The choice was deliberate and enduring. By keeping the songs in this raised, half-foreign idiom, Sankardev set them apart as sacred utterance, distinct from ordinary talk. Madhavdev kept to the same language in the Borgeet he added, and the sattras have preserved it unchanged through five centuries of singing. The words can therefore feel remote to a modern Assamese listener. But that very distance is part of their character. It marks the Borgeet as a treasured inheritance rather than the passing speech of any one place or time.

A classical music of its own

Musically the Borgeet are a distinct classical-devotional system, grave and sustained. They are utterly unlike the quick folk Bihu songs. Each is built as a pada with a dhrung, the opening line that returns as a refrain between the verses. The poet names himself in the closing couplet, so a song carries its author within it. Each is set to a defined raga, among them Dhanashri, Syam, Ahir, Kalyan and Basanta.

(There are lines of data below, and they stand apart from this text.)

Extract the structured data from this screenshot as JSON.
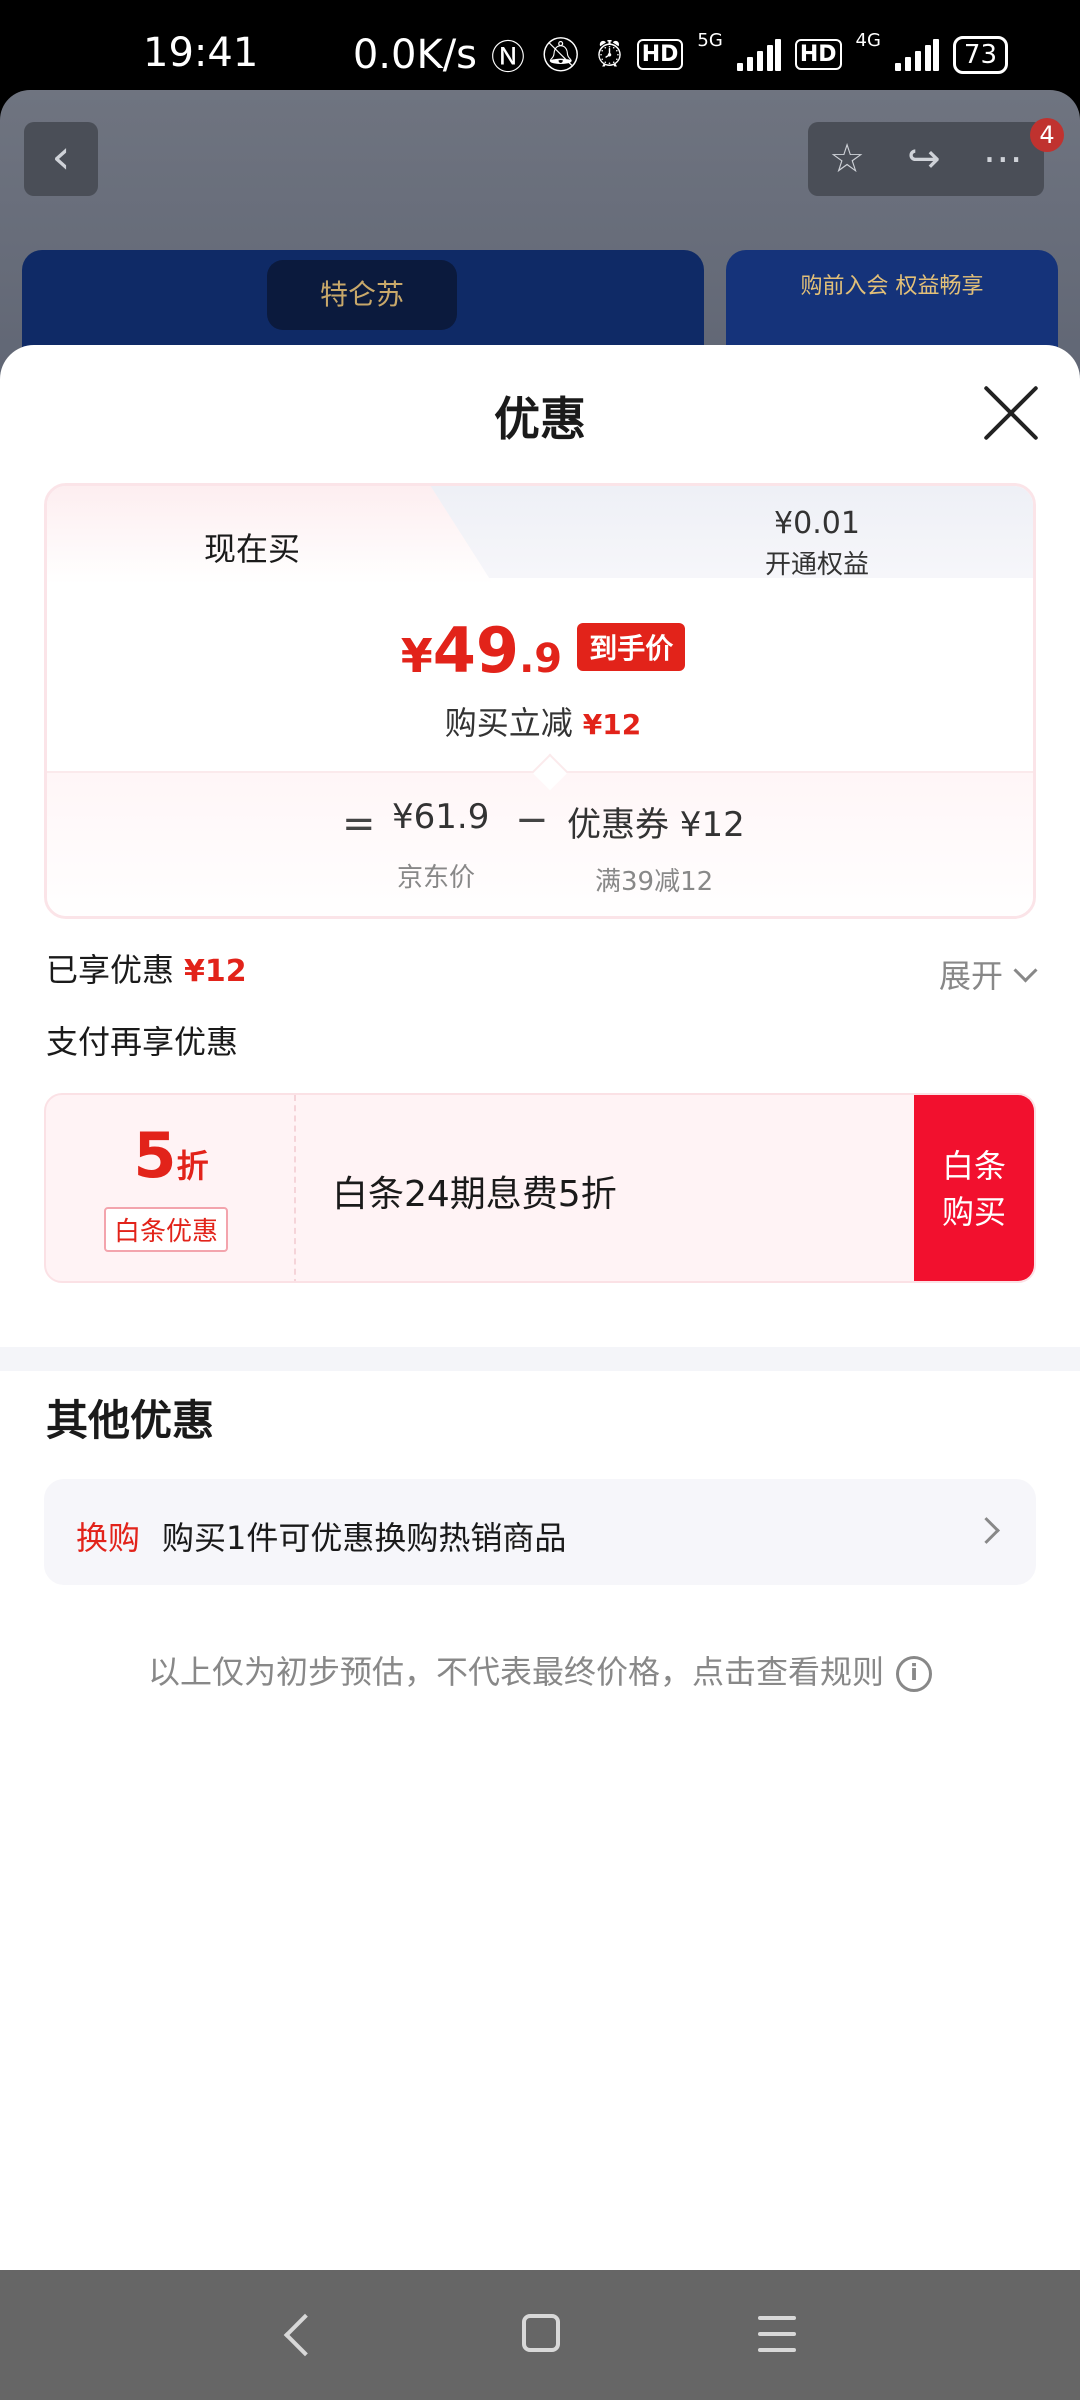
{
  "status_bar": {
    "time": "19:41",
    "net_speed": "0.0K/s",
    "sim1_network": "5G",
    "sim2_network": "4G",
    "hd_label": "HD",
    "battery": "73"
  },
  "background_page": {
    "cart_badge": "4",
    "brand_logo_text": "特仑苏",
    "banner_text": "购前入会 权益畅享"
  },
  "sheet": {
    "title": "优惠",
    "tabs": [
      {
        "label": "现在买"
      },
      {
        "price": "¥0.01",
        "label": "开通权益"
      }
    ],
    "final_price": {
      "yen": "¥",
      "integer": "49",
      "decimal": ".9",
      "tag": "到手价"
    },
    "instant_reduce": {
      "label": "购买立减",
      "amount": "¥12"
    },
    "breakdown": {
      "equals": "=",
      "jd_price": "¥61.9",
      "jd_price_label": "京东价",
      "minus": "−",
      "coupon": "优惠券 ¥12",
      "coupon_label": "满39减12"
    },
    "enjoyed": {
      "label": "已享优惠",
      "amount": "¥12"
    },
    "expand_label": "展开",
    "pay_section_title": "支付再享优惠",
    "baitiao": {
      "discount_number": "5",
      "discount_unit": "折",
      "tag": "白条优惠",
      "description": "白条24期息费5折",
      "button_line1": "白条",
      "button_line2": "购买"
    },
    "other_title": "其他优惠",
    "other_offer": {
      "tag": "换购",
      "text": "购买1件可优惠换购热销商品"
    },
    "disclaimer": "以上仅为初步预估，不代表最终价格，点击查看规则"
  },
  "colors": {
    "accent_red": "#e2231a",
    "button_red": "#f2102e"
  }
}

They are sung to raga but not tied to any fixed tala, and the female raginis are held apart from them by convention. These ragas keep their own Assamese character and are not simply borrowings from Hindustani music. The raga is unfolded in three registers: the low juroni, the middle urani and the high ghuroni. It is carried on the two-headed khol drum and the taal cymbals of the sattra. This is the classical-devotional tradition Maheswar Neog set within the continuum of the Assamese arts. It is the song-tradition from which the music of Sattriya dance and the whole neo-Vaishnava performing culture draws.

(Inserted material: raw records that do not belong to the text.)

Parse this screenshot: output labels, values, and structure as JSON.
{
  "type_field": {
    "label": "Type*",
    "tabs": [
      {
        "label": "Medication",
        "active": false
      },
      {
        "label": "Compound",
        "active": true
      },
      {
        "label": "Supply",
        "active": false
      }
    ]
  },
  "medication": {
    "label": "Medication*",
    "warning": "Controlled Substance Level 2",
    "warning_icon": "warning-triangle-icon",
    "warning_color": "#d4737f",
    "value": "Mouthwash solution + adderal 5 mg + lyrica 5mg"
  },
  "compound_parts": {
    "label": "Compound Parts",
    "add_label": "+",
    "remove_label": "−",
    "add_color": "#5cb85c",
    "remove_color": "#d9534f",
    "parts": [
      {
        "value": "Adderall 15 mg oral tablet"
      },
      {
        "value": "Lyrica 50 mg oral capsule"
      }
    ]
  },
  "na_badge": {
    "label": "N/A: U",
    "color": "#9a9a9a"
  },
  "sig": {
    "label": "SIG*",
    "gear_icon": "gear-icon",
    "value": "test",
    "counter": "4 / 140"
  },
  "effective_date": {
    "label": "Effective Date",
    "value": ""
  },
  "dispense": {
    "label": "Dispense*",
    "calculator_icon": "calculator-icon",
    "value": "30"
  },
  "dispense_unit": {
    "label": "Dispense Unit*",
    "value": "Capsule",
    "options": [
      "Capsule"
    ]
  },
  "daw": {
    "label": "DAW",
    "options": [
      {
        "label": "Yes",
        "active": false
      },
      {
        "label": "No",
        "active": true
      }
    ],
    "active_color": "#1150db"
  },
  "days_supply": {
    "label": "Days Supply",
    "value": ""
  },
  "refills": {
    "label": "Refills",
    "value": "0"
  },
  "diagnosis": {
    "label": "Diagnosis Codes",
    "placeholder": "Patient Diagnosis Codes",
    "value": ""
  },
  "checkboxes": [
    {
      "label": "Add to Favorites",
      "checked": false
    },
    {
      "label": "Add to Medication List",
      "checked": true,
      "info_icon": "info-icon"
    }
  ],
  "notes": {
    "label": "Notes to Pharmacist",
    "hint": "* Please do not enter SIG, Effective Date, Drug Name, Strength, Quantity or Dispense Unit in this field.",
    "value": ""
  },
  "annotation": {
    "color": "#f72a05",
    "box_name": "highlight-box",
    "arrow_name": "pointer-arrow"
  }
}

A single two-headed khol drum standing upright on its narrower head, its long tapering body wrapped in close vertical bamboo-and-cane lacing over orange and red banding, a white cloth carrying strap looped down one side, the drum resting on a folded red-and-white gamosa against a plain grey wall
Plate 1.The khol drum and taal cymbals of the sattra. The khol, the two-headed barrel drum that carries the Borgeet and the music of the sattra.Photograph: পাপৰি বৰা · CC BY-SA · Wikimedia Commons

A living five-century tradition

The Borgeet are still sung. Within the sattras they are transmitted from guru to disciple. They are also increasingly studied and performed beyond them, on the concert platform and in the conservatory. The khol is still carried and played as the gayan-bayan of the prayer hall.

Their melodies have been collected and notated to guard them against loss, but their true keeping has always been oral, in the trained memory of the singers. They stand with Sattriya dance and the Bihu repertoire as one of the three pillars of Assamese music, and as the most direct surviving voice of Sankardev's sixteenth-century reform.